We have a new website, our fourth iteration in what is now our seventh year.


I’d like to say it’s been a labour of love but sadly it hasn’t. There has been little pleasure in the process – it’s been on our ‘to do' list for far too long and has been continually de-prioritised as client work has, quite rightly, come first.  


We have also been guilty of over-thinking it, wanting it to be perfect, when in reality all websites are never finished and should be a living, breathing thing.  


The prolonged process also reminded me why we stopped providing websites for clients some time ago – I’m painfully aware of too many instances when a website project has overrun because the client kept changing their mind.


So I’m delighted it’s finally here.  And I’m in no rush to see our fifth iteration!


No longer providing websites was a pivotal moment for us.


As a fledgling agency, we would happily say “yes” to the question “can you also do this for us?”…and it served us well in those early years. However, as we grew in breadth, we lost focus and spread ourselves too thinly.  So we took the decision to start saying no and focusing on what we’re brilliant at – creating demand for our clients through creative storytelling and campaigns.  The team regularly hear me say that we’re a creative agency, not a technical agency, and that it’s no one person or team’s responsibility to be creative – we all are.


And that’s why we protect our creativity fiercely; it’s our currency.  Our job is to come up with ideas for our clients and translate those ideas into attention-earning content, communicated at the right time and in the right place. It takes skill to develop concepts that are engaging, relevant and understandable and that deliver results.


Most of the time, this skill is respected and recognised accordingly.  

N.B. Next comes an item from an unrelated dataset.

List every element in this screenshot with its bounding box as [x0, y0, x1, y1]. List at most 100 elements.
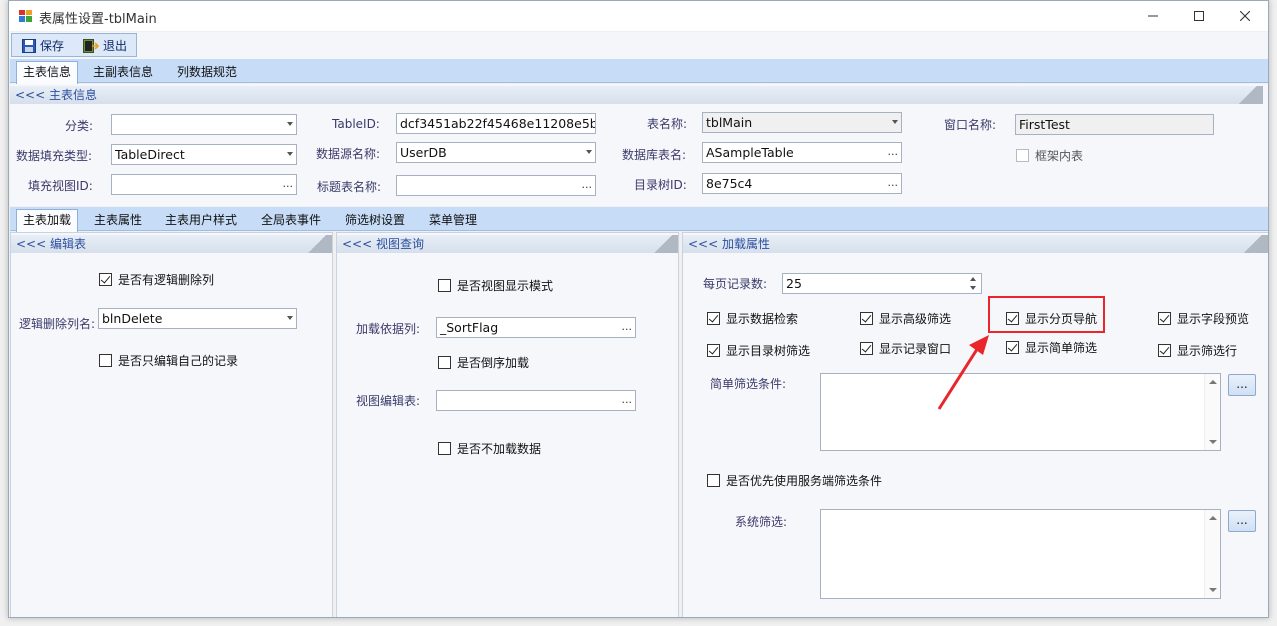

However, we can sometimes pitch ideas that for whatever reason, we’re told are not right…and then, voila, those same ideas appear a little while later, attributed to someone else.  


We’ve recently encountered a few examples of our work being used, or copied, without any acknowledgement or permission (it’s even more galling when other agencies shamelessly copy what we’re doing).  It’s not the first time, nor will it be the last. And we're by no means the only agency to experience our pitch work appearing elsewhere – it’s common throughout the industry.


But that doesn’t mean it’s right.  


I tried to explain it to my 10-year old daughter when she overheard me telling her dad  about a recent example.  I told her that as frustrating as it is, we should be flattered because it means that what we’re doing is really good.  This resonated with her as she told me about a girl in her class copying her drawing in their art lesson.  Her conclusion was that it wasn’t fair because it was her idea but that their teacher didn’t know that.


And she’s right – it doesn’t seem fair.  But as I explained to my daughter, there is nothing to be gained by feeling sorry for ourselves (and in the context of current  world events, I feel uncomfortable even saying it).  We can hold our heads high, take pride in the way we conduct our own business, and take even more pride in the work we’re doing…which is clearly brilliant.